Pró-labore vs. distribuição de lucros
Uma dúvida comum entre empresários é qual a diferença entre pró-labore e distribuição de lucros. Essa distinção é essencial:
• Pró-labore se refere à remuneração pelo trabalho ativo do sócio, com recolhimento de INSS e possíveis incidências de IRPF, dependendo do valor.
• Distribuição de lucros é a parcela do ganho que pode ser distribuída sem incidência de INSS e é geralmente isenta de IRPF até limite legal, desde que a empresa tenha lucro contábil comprovado.
Empresas muitas vezes combinam as duas: pagam um pró-labore compatível com o trabalho e utilizam a distribuição de lucros para complementar a remuneração do sócio de forma mais eficiente em termos fiscais.
Quando e como retirar pró-labore
A legislação não estabelece uma periodicidade obrigatória para a retirada de pró-labore, mas é prática comum que isso ocorra mensalmente, especialmente se o sócio trabalha ativamente na empresa.

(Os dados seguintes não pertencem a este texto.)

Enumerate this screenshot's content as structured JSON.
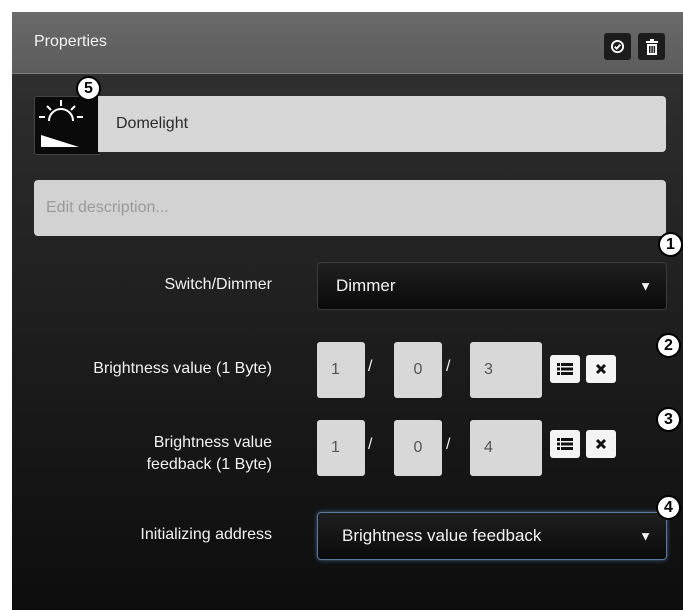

É importante lembrar que o pró-labore só deve ser pago se a empresa estiver faturando. Se não houver receita, muitos contadores recomendam adiar ou ajustar o valor até que o negócio tenha condições de arcar com a remuneração sem comprometer capital de giro.
Planejamento e saúde financeira
Definir um pró-labore adequado é mais do que cumprir uma formalidade contábil ou fiscal: trata-se de planejar a remuneração de forma sustentável. Isso significa garantir que o sócio seja remunerado pelo seu trabalho de forma justa, sem prejudicar a capacidade da empresa de honrar compromissos, investir em crescimento ou manter reservas de emergência.
Empresários devem considerar fatores como:
• Fluxo de caixa mensal
• Projeções de lucro
• Capacidade de reinvestimento
• Carga tributária total
Planejar essas variáveis com um contador é essencial para evitar erros comuns, como retirar valores excessivos em períodos de baixa ou não recolher tributos devidos, o que pode gerar penalidades futuras.
Conclusão
Não existe um valor universal para quanto o dono de uma empresa deve retirar de pró-labore — a legislação brasileira não fixa um número específico, mas impõe diretrizes e obrigações que precisam ser respeitadas.
A definição deve levar em conta a função exercida pelo sócio, o desempenho financeiro da empresa, o regime tributário adotado e os objetivos pessoais e empresariais. Pró-labore bem definido ajuda a manter o equilíbrio entre remuneração justa e sustentabilidade do negócio, ao mesmo tempo que garante o cumprimento das obrigações fiscais e previdenciárias.
Para cada realidade empresarial, é recomendável conversar com um contador especializado, que poderá orientar com base no contexto financeiro da empresa e nas regras vigentes, garantindo uma estratégia eficiente e em conformidade com a legislação.
Se quiser aprofundar o tema com exemplos práticos e cálculo de impostos, um profissional contábil pode fornecer simulações personalizadas de acordo com o regime tributário e o porte da sua empresa.